The interannual variation of EOF2 mode of BSISO intensity is found to be closely related to the developing ENSO events. The seesaw patterns with enhanced BSISO activity over the southeastern EIO while weakened activity over the EWP east of 135°E mostly occur in the La Niña developing summers, but opposite seesaw patterns often appear in the El Niño developing summers. In response to the SSTA pattern of La Niña developing phase, an anomalously enhanced Walker Circulation is induced, with seasonal-mean ascents over the southeastern EIO and Maritime Continent but descents over the EWP east of around 135°E. The ascending branch is forced by strong low-level convergence, which further leads to strong moisture convergence over the southeastern EIO and Maritime Continent, accumulating more moist static energy to facilitate strong intraseasonal convection to arise. The BSISO activity thus becomes stronger around the Maritime Continent and its west. Meanwhile, the local moist static energy over the EWP east of around 135°E is reduced due to the descending background, which restrains the intraseasonal convection to develop, thus the upstream signals are difficult to grow sequentially east of the Maritime Continent, and the intensity of BSISO activity is certainly suppressed. Conversely, the circulation background associated with the El Niño-like SSTA pattern mostly enhances the BSISO activity over the eastern EWP while restrains the activity over the southeastern EIO west of 135°E, forming an opposite dipole pattern to that in La Niña developing summers.

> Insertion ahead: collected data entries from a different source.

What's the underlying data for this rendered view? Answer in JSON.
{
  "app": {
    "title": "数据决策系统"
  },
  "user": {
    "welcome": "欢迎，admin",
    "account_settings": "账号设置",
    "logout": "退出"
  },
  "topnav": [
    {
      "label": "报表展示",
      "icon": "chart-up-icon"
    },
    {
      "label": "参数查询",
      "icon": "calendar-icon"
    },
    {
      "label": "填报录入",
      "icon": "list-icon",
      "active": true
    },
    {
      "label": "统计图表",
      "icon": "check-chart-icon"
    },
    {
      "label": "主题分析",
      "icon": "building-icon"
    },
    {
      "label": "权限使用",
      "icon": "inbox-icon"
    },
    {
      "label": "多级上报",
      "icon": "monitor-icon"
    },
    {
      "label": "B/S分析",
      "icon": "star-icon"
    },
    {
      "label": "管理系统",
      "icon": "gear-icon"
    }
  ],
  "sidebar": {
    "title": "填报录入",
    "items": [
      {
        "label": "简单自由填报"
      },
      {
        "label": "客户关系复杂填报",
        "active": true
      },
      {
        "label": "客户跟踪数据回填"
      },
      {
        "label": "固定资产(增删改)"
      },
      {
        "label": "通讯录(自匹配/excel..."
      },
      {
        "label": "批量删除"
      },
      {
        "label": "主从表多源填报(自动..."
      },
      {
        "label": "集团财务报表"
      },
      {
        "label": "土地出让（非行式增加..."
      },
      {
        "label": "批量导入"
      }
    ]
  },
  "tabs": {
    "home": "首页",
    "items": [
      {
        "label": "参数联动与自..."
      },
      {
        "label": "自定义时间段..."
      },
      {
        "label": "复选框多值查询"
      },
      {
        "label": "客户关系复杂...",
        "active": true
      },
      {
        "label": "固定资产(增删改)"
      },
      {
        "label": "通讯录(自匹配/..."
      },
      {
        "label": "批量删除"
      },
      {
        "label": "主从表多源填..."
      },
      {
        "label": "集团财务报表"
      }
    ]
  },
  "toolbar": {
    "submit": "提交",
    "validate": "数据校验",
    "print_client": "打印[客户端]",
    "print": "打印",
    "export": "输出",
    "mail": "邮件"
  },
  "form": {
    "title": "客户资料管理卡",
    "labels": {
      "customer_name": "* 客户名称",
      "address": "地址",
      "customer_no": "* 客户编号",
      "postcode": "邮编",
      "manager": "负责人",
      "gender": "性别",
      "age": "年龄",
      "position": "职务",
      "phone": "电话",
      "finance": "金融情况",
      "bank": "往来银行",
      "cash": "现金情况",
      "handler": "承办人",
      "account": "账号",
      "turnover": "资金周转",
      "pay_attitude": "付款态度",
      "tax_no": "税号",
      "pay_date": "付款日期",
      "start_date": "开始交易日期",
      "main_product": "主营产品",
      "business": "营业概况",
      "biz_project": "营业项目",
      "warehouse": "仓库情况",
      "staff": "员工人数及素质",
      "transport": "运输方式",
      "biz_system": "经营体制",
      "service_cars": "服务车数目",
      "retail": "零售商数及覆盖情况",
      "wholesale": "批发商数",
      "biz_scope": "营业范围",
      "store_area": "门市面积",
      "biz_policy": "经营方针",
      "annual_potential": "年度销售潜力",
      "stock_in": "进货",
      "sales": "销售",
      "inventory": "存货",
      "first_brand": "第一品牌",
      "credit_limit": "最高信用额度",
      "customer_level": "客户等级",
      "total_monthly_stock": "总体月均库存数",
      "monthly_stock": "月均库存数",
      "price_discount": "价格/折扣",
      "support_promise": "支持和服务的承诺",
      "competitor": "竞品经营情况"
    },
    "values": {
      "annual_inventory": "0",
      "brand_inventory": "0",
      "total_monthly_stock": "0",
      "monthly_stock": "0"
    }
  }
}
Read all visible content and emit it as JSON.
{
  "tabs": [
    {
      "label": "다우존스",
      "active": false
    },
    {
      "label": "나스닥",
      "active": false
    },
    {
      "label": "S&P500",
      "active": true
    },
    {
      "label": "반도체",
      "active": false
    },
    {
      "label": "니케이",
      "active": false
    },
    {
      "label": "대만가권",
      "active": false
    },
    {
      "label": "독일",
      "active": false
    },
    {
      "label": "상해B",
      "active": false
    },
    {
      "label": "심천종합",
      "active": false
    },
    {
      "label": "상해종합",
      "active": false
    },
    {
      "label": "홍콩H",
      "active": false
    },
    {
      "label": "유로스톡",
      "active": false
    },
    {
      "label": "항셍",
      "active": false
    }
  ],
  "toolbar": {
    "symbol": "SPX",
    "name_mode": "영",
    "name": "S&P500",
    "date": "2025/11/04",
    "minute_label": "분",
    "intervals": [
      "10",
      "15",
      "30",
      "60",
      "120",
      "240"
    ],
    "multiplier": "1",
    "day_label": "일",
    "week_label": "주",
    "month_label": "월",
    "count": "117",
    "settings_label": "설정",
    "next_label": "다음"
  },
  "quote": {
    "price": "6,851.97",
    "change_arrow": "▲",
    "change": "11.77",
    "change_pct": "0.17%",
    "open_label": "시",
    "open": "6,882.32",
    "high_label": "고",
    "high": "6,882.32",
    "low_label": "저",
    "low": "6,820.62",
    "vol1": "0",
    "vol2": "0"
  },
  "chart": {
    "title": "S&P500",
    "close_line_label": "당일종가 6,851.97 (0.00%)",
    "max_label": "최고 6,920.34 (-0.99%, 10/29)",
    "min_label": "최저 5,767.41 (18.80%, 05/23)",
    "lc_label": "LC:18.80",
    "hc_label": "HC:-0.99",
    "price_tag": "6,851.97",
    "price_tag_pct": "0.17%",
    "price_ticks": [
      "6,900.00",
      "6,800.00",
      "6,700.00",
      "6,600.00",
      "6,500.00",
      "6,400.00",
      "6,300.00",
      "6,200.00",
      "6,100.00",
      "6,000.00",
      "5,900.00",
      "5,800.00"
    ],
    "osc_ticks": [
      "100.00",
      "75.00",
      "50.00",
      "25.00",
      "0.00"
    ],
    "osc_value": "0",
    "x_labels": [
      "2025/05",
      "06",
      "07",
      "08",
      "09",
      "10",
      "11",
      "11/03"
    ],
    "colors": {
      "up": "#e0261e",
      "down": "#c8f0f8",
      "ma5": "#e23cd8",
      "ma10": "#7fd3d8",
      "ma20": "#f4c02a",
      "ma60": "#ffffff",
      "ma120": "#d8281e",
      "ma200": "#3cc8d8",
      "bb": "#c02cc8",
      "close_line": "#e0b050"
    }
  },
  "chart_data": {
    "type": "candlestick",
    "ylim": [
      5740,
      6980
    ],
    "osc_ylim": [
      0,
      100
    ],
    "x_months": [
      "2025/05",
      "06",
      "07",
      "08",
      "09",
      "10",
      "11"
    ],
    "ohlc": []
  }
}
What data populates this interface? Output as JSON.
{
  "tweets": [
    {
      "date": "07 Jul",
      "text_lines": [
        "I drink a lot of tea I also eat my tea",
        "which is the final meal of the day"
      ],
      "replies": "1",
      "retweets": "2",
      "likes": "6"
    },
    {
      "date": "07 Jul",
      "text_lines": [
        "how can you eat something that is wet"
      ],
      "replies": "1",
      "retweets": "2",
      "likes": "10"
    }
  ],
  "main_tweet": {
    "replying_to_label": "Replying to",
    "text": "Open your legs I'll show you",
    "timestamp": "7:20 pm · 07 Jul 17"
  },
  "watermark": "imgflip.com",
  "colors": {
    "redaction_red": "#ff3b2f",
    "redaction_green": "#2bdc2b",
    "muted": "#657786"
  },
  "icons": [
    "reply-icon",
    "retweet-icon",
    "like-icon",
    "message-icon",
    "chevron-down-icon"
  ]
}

It should be noted that we only link the interannual variations of the two leading EOF modes of BSISO intensity over the ASM region with the simultaneous SSTAs over different basins in summertime. While the interannual variation of EOF2 mode is closely associated with developing ENSO events, what causes the summertime SSTA contrast that modulates the interannual variation of EOF1 mode demands further study. Moreover, Wu and Song (2017) suggests that BSISO intensity shows notable changes between slow and fast decaying El Niño events, indicating that the evolution of SSTA patterns also modulates BSISO behaviors. Thus, how the SSTA patterns in the preceding spring and winter are related to the subsequent summertime SSTAs and their impacts on the BSISO activity need to be further examined. Moreover, the interannual variation of the 10–20-day BSISO over the ASM region and the related mechanisms also need to be investigated in the future.